11/03/2021

PARNADA IDEMUNO - 110 a 113

 

© Wim Wenders

110


Titubeio & tartamudeio: gestos & sílabas.
Faz parte do processo, a todos comum que envelhecem.
Algo afinal busco, procuro, demando, sondo.
Entretenho o tempo, todos o fazem.
Sem pílula-dourada que não a de cada verso, sim.
Foi o Oswald? Foi o Oswald sozinho?
Quantos autoproclamados messias ainda?
Por que nos é dado tempo?
Por que nos é dado tão pouco tempo?
Não digo que não seja bonito – é bonito, o mundo.
Por que o habitamos? Hidrogénio e mais quê para quê?
Nos lares, os velhos vão desligando-se de cabos.
Desemaranham-se, dão de caras com o rectilíneo.
Pensais que alguém traça deles o azimute irrisório?
Sim, todos manipulamos imagens.
Fingimos muito que não, aceitemos que sim.
A pureza ainda mora algures.
O chato é quase nunca ser humana.
Não te olhas Guy Burgess ao espelho?
Conímbriga pavimentada sob água fresca: chegaste atrasado, Zé.
O fiorde como traçado a esquadro, primeiro gelo: onde já, Raul?
Dar o tempo à necessidade do livro, Manuel, dar-lhe calma.
É-me agora impossível recuar, ir para Matemática ou Direito.
Nisto estou como isto sou.
Trema o que tremer, tema o que temer.

111

Segue tido por aleatório
quanta cousa causa não mostra.
Quão livre é o nosso arbítrio,
mostra-no-lo, talvez, o efeito.

112

    António Coelho, o Perna-Branca, vivia então em Penafiel, era electricista-auto, não ganhava mal. Luís Tomás vinha ter com ele sábados à tarde, iam ver o jogo dos juniores, merendavam depois na Gracinda Curta. Entretinham depois o tempo no Clube, jogavam a sueca com o preto Sanhá & o amarelo Oliveira. Era pelos anos 80/XX. O Perna-branca não era casado, o Tomás tinha já deixado a Júlia.

113

    As leiras eram muradas a pedra, a mesma com que ergueram & sustiveram a casa.

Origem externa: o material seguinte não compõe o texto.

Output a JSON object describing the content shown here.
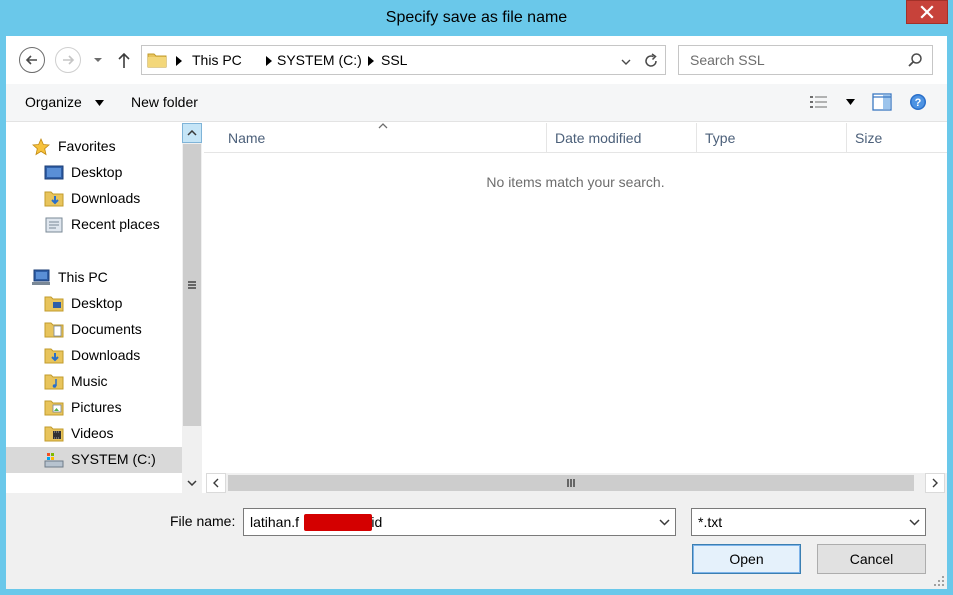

O celeiro, de madeira robusta. Por não frequentar o templo, a família era malquista – mas só até certo ponto, pois assim o decretava a fortuna financeira daquele senhorio. Árvores, milho, gado, moagem.
    Enquanto o senhor respirou, manteve-se una a existência. Filhos & genros foram comendo, fatia a fatia, do bolo herdado. A viúva-senhora morreu amargada. A pedra das leiras foi roubada sem pudor pelos jornaleiros. A casa ainda foi altiva por sessenta anos, evacuada porém como o porco do São Martinho.
    Sou um dos netos: nada me restou. Criou-me uma senhora da Beira Baixa, vaga prima do senhor. Frequentei o quinto-ano da escola comercial. Fiz a tropa em Mafra, alistei-me na GNR, estou reformado há sete anos. Quase não li. Vejo filmes que esqueço antes de irem meios. Não sonho – a médica diz que me não acredita, que toda a gente sonha, como se eu não fosse gente como toda a gente. Não tem importância.
    Tenho uma horta pequena na traseira da casa. Murei-a a tijolo caiado. Também não vou à igreja. Por me não ter casado, não deixarei nem viúva nem amargura. Tenho sempre dois cães. Quando morrem, dão-me novos, dessas que as cadelas parem sem pedir licença ao prior. Há vidas piores, suponho. Quem sabe se não a V.ª mesma.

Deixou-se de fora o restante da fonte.